The EU Commission has today published its much anticipated report on Investor Citizenship and Residence Schemes in the European Union.
The Report looks at selected schemes across the EU, focussing in particular on Bulgaria, Cyprus and Malta which (together with Austria, not covered substantively in the Report) offer citizenship routes for those making significant investments in the country.
The Report rightly highlights the continued importance of the highest standards of regulatory practices within these programs – compliance and due diligence are critical to the integrity of such programs and cannot be compromised. Investment migration schemes must indeed be subject to stringent due diligence checks and not be at risk of being undermined by illicit practices. The industry itself is fully committed to achieving this and welcomes the opportunity for constructive engagement created by this Report.
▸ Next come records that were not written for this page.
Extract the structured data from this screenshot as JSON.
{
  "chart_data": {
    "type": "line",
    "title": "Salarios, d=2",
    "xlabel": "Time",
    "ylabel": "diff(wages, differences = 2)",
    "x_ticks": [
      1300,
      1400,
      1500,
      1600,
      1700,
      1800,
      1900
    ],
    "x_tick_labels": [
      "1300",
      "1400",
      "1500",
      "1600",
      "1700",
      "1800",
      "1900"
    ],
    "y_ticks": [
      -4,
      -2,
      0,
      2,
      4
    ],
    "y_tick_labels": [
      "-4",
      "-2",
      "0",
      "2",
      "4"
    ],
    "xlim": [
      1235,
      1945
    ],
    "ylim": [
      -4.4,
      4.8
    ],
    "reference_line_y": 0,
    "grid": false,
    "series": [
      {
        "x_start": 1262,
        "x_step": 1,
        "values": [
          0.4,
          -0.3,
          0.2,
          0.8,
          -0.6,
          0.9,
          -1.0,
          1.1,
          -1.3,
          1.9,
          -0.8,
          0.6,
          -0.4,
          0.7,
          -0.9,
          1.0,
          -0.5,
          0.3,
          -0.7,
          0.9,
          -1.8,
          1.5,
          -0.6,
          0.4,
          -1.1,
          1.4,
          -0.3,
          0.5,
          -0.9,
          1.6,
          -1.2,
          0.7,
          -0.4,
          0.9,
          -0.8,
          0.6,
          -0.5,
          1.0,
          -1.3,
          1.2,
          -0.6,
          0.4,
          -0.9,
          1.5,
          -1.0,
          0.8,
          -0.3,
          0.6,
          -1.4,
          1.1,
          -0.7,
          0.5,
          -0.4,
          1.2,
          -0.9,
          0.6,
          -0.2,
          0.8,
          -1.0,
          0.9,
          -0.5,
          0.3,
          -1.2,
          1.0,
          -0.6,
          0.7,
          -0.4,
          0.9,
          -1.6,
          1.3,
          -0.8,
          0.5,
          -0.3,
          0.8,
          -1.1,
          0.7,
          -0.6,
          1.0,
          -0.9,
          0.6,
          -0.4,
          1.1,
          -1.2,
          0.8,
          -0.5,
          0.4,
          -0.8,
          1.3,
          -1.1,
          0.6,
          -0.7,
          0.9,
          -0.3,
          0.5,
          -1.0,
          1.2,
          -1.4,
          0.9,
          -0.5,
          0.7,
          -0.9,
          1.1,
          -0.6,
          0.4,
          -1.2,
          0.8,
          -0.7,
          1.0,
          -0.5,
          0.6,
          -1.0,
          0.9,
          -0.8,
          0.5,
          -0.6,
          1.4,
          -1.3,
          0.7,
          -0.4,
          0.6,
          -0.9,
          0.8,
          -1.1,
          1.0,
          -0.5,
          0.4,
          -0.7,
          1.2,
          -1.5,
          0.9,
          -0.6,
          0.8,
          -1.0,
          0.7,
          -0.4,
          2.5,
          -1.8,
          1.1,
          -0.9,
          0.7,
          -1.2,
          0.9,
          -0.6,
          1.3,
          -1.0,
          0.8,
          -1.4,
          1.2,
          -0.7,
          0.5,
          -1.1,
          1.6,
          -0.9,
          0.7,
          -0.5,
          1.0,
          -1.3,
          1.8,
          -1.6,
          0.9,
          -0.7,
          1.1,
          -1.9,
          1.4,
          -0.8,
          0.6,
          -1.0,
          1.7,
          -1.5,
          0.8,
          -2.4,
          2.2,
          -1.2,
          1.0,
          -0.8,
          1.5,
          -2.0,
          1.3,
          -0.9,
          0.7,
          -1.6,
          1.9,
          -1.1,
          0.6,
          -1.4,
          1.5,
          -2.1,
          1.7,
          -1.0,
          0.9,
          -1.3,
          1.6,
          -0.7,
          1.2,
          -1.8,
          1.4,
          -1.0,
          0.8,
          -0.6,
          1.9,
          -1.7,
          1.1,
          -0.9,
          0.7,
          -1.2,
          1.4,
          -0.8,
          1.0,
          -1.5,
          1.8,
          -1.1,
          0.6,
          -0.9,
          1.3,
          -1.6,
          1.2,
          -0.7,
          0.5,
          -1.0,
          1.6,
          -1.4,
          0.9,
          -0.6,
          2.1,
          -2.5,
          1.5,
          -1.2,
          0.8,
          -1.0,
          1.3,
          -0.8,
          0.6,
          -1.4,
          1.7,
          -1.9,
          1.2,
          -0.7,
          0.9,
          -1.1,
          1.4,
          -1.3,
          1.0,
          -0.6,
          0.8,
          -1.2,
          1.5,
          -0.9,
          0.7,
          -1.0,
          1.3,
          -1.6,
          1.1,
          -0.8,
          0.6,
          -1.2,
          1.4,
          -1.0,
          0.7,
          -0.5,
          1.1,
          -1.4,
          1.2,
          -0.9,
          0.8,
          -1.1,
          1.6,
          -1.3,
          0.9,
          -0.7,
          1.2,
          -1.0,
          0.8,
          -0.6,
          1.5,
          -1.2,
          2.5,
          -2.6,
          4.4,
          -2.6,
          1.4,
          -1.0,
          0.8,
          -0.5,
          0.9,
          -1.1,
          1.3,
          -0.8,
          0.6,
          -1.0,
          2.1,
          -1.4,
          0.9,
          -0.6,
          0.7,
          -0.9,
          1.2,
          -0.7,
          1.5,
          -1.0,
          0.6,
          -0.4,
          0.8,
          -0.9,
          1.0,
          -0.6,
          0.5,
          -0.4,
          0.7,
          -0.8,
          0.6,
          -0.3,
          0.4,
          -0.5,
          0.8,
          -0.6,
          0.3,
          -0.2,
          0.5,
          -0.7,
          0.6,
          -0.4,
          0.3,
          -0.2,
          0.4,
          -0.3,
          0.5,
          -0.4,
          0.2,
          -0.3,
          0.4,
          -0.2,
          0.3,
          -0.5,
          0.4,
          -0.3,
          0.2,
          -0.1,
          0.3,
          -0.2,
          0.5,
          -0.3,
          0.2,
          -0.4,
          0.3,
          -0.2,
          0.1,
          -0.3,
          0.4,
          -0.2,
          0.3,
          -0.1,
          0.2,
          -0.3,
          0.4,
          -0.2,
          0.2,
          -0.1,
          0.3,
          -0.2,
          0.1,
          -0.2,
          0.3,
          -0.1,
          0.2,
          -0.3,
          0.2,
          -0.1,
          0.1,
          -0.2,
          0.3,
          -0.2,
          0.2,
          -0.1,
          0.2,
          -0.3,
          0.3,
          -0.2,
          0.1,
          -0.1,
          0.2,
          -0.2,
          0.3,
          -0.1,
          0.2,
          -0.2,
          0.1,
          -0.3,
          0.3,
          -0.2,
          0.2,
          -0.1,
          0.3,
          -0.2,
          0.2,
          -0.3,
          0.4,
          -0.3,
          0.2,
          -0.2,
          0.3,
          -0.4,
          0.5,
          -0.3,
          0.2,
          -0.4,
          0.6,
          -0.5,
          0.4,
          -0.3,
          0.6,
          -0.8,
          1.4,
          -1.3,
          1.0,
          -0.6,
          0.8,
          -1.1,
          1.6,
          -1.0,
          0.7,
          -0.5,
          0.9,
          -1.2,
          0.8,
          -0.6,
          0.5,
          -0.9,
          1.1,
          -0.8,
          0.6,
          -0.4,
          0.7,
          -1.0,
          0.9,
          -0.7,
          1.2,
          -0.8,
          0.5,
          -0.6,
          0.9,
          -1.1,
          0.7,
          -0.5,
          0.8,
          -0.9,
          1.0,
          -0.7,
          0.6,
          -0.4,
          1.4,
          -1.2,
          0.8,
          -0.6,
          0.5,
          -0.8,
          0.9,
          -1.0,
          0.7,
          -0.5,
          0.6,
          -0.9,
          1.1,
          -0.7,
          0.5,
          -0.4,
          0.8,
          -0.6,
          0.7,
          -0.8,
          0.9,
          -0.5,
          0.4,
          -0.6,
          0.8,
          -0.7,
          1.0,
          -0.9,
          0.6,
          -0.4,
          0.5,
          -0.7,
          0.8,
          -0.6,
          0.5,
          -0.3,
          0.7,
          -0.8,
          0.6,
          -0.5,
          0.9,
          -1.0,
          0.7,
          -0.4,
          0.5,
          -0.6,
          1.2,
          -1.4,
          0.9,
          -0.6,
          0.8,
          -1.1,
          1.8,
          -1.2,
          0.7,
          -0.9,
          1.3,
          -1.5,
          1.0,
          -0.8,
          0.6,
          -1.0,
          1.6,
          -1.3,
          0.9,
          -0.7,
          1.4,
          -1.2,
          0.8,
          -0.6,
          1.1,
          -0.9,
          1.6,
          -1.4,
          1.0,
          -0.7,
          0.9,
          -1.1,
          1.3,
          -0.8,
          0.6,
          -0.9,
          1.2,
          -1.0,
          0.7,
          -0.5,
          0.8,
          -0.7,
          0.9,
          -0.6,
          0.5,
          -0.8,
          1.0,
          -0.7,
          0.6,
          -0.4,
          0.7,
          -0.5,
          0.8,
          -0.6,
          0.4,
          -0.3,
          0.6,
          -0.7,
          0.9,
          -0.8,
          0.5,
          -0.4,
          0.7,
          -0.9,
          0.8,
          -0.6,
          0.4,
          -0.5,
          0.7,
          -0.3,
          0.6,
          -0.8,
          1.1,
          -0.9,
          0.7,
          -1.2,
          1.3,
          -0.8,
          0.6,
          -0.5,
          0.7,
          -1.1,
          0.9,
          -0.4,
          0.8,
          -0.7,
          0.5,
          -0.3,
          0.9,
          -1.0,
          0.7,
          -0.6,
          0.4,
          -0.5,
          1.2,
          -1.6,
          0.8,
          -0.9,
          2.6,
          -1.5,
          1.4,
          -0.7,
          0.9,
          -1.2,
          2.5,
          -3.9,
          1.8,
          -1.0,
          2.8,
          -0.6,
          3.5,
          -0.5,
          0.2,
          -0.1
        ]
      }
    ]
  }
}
At the same time, we must also be alive to the benefit Investor Programs bring to participating member states for that engagement to deliver meaningful outcomes. Cyprus, for example, has seen a real economic benefit from its Citizenship Investment Program (CIP). In its December 2018 report, the International Monetary Fund (IMF) noted that real GDP in Cyprus grew by 4 percent in 2018, following an increase of 4.2 percent in 2017. Growth was primarily driven by higher foreign investment in the construction sector, in which the CIP played an important role together with continued strength in professional and tourism services. The IMF reports that Malta’s Individual Investor Program (IIP), which features heavily in the Commission Report, has generated significant fiscal revenues. Contributions to the Treasury and the NDSF rose from EUR 50 million in 2015 to EUR 172million in 2016 (0.5 and 1.7 percent of GDP, respectively).
This is not simply a question of the competency of states within the EU, but this impacts the nationals of member states - individuals worried about Brexit have similarly looked at investor programs in countries in mainland Europe driven by the uncertainties created by prolonged and as yet inconclusive negotiations.
A balance is needed to ensure that appropriate checks are made so legitimate people can continue to make welcome investments and benefit from these programs and there needs to be a greater understanding of why people use these schemes.
It is all too easy to make blanket assumptions of illegitimacy or tax evasion (in fact tax residence is often quite separate to immigration residence) and no doubt there will be much academic debate generated by the Report on the concepts of citizenship and residence. The reality is one of an industry committed to the highest standards of ethical practice and, for the most part, similarly minded applicants. There are nonetheless improvements to be made and we hope that this Report precipitates a period of constructive engagement towards a common goal of best practice and social and economic benefit for the EU, its member states and nationals and the broader industry globally.